Evaluate the Summation sum from k=5 to 9 of sin(kpi)

Solution:

Evaluate the Summation $\sum _{k=5}^9\sin (k\pi )$

Step 1:
Write out the summation explicitly for each integer $k$ from 5 to 9.
$\sin (5\pi )+\sin (6\pi )+\sin (7\pi )+\sin (8\pi )+\sin (9\pi )$

Step 2:
Calculate each term in the sequence, noting that the sine of any integer multiple of $\pi$ is 0.
$0+0+0+0+0=0$

Knowledge Notes:

The problem involves evaluating a finite summation of sine functions where the argument of the sine function is an integer multiple of $\pi$. The relevant knowledge points for solving this problem include:

1. Summation Notation: The summation notation $\sum$ is used to denote the sum of a sequence of terms.
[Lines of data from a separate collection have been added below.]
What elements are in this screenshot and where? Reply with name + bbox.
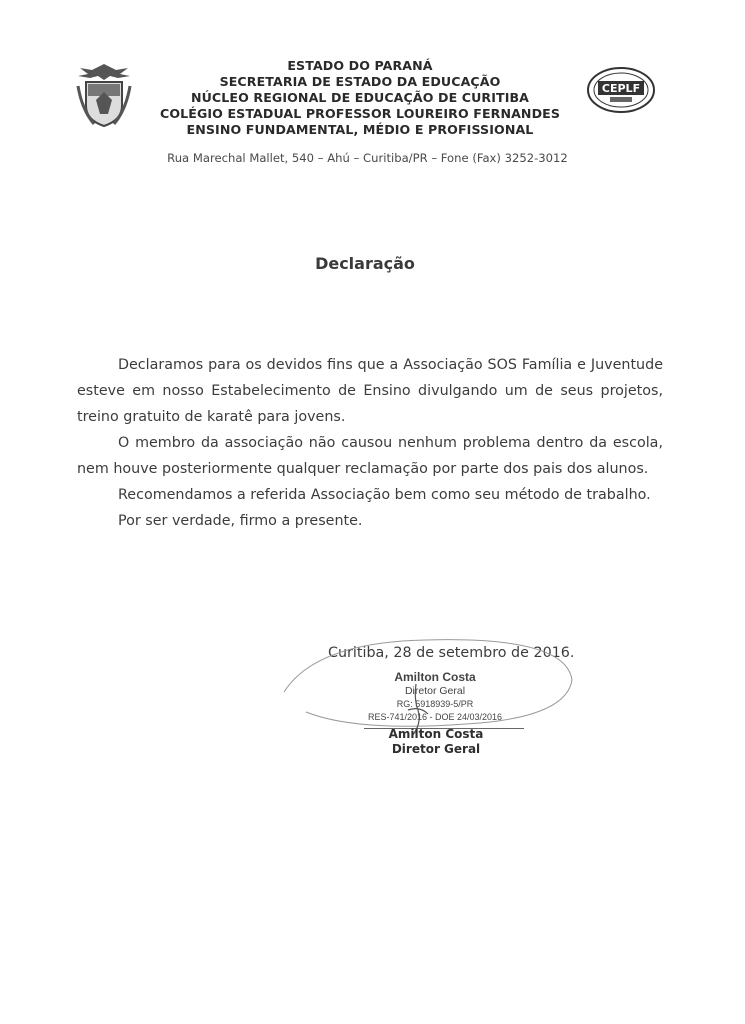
header-line-school: COLÉGIO ESTADUAL PROFESSOR LOUREIRO FERNANDES xyxy=(159,106,560,121)
stamp-res: RES-741/2016 - DOE 24/03/2016 xyxy=(367,712,503,722)
date-line: Curitiba, 28 de setembro de 2016. xyxy=(328,645,575,661)
header-line-secretary: SECRETARIA DE ESTADO DA EDUCAÇÃO xyxy=(219,74,501,89)
document-body xyxy=(77,352,663,534)
document-title: Declaração xyxy=(315,254,415,273)
signature-name: Amilton Costa xyxy=(388,727,484,741)
paragraph-recommendation: Recomendamos a referida Associação bem como seu método de trabalho. xyxy=(118,487,651,503)
header-line-state: ESTADO DO PARANÁ xyxy=(287,58,433,73)
paragraph-no-problem: O membro da associação não causou nenhum problema dentro da escola, nem houve posteriormente qualquer reclamação por parte dos pais dos alunos. xyxy=(77,435,663,477)
stamp-rg: RG: 5918939-5/PR xyxy=(396,699,474,709)
svg-text:CEPLF: CEPLF xyxy=(601,82,641,95)
school-seal-icon xyxy=(586,66,656,114)
school-address: Rua Marechal Mallet, 540 – Ahú – Curitiba/PR – Fone (Fax) 3252-3012 xyxy=(167,151,568,165)
stamp-name: Amilton Costa xyxy=(394,670,476,684)
header-line-nucleus: NÚCLEO REGIONAL DE EDUCAÇÃO DE CURITIBA xyxy=(190,90,530,105)
paragraph-closing: Por ser verdade, firmo a presente. xyxy=(118,513,363,529)
parana-coat-of-arms-icon xyxy=(74,60,134,130)
signature-block xyxy=(336,727,536,757)
stamp-role: Diretor Geral xyxy=(404,685,466,697)
header-line-levels: ENSINO FUNDAMENTAL, MÉDIO E PROFISSIONAL xyxy=(186,122,534,137)
institution-header xyxy=(140,58,580,138)
signature-role: Diretor Geral xyxy=(391,742,481,756)
paragraph-declaration: Declaramos para os devidos fins que a Associação SOS Família e Juventude esteve em nosso Estabelecimento de Ensino divulgando um de seus projetos, treino gratuito de karatê para jovens. xyxy=(77,357,663,425)
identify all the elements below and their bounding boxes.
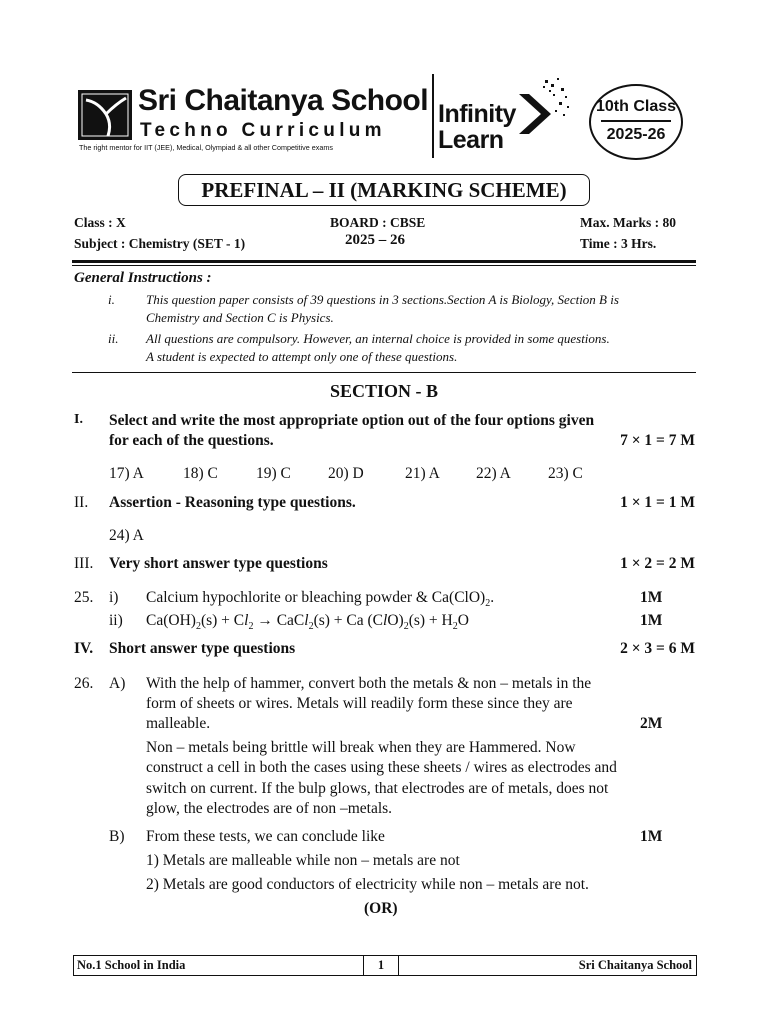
instructions-heading: General Instructions : [74,270,212,286]
question-marks: 7 × 1 = 7 M [620,432,695,449]
partner-logo-line2: Learn [438,126,504,154]
answer-marks: 1M [640,589,663,606]
question-num: III. [74,555,94,572]
answer-item: 20) D [328,465,364,482]
sub-label: A) [109,675,126,692]
question-num: IV. [74,640,94,657]
infinity-arrow-icon [505,74,577,153]
time-label: Time : 3 Hrs. [580,236,657,251]
instruction-line: Chemistry and Section C is Physics. [146,310,334,325]
answer-item: 18) C [183,465,218,482]
instruction-text [146,291,619,327]
instruction-line: This question paper consists of 39 questions in 3 sections.Section A is Biology, Section B is [146,292,619,307]
answer-item: 22) A [476,465,511,482]
header-rule [72,260,696,263]
header-rule-thin [72,265,696,266]
instruction-num: i. [108,292,115,307]
max-marks: Max. Marks : 80 [580,215,676,230]
instruction-line: All questions are compulsory. However, an internal choice is provided in some questions. [146,331,610,346]
answer-text [146,589,494,609]
school-emblem-icon [78,90,132,140]
answer-part: Calcium hypochlorite or bleaching powder & Ca(ClO) [146,589,486,606]
sub-label: i) [109,589,119,606]
badge-divider [601,120,671,122]
class-label: Class : X [74,215,126,230]
class-badge-year: 2025-26 [606,125,666,143]
chemical-equation: $Ca(OH)_2(s) + Cl_2$ → CaCl$_2$(s) + Ca $(ClO)_2(s) + H_2O$ [146,612,469,633]
question-text: for each of the questions. [109,432,274,449]
section-title: SECTION - B [329,381,439,401]
exam-title: PREFINAL – II (MARKING SCHEME) [178,174,590,206]
class-badge-label: 10th Class [595,98,677,115]
answer-line: form of sheets or wires. Metals will readily form these since they are [146,695,573,712]
answer-item: 17) A [109,465,144,482]
answer-line: With the help of hammer, convert both the metals & non – metals in the [146,675,592,692]
answer-point: 1) Metals are malleable while non – metals are not [146,852,460,869]
question-text: Select and write the most appropriate option out of the four options given [109,412,595,429]
answer-point: 2) Metals are good conductors of electricity while non – metals are not. [146,876,589,893]
board-label: BOARD : CBSE [330,215,426,230]
instruction-num: ii. [108,331,119,346]
question-num: 26. [74,675,94,692]
answer-item: 21) A [405,465,440,482]
answer-line: From these tests, we can conclude like [146,828,385,845]
sub-label: ii) [109,612,123,629]
footer-right: Sri Chaitanya School [578,958,692,972]
question-text: Short answer type questions [109,640,296,657]
partner-logo-line1: Infinity [438,100,516,128]
curriculum-name: Techno Curriculum [140,120,386,141]
question-num: II. [74,494,89,511]
header-divider [432,74,434,158]
answer-item: 24) A [109,527,144,544]
class-badge [589,84,683,160]
tagline: The right mentor for IIT (JEE), Medical, Olympiad & all other Competitive exams [79,143,333,152]
answer-marks: 1M [640,612,663,629]
sub-label: B) [109,828,125,845]
answer-line: glow, the electrodes are of non –metals. [146,800,393,817]
answer-item: 23) C [548,465,583,482]
answer-line: Non – metals being brittle will break when they are Hammered. Now [146,739,576,756]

The expression $\sum _{k=a}^{b}f(k)$ means that you should evaluate the function $f(k)$ for every integer $k$ from $a$ to $b$, and then add up all those values.

2. Sine Function Properties: The sine function has a period of $2\pi$, which means that $\sin (\theta +2\pi n)=\sin (\theta )$ for any integer $n$. Moreover, for any integer $m$, $\sin (m\pi )=0$ because sine is zero at multiples of $\pi$.

3. Simplification of Series: When evaluating a series, if each term in the series simplifies to zero, the sum of the series is also zero.

In this problem, we use the property of the sine function that $\sin (m\pi )=0$ for any integer $m$ to simplify each term in the summation to zero. Since all terms are zero, the sum is zero.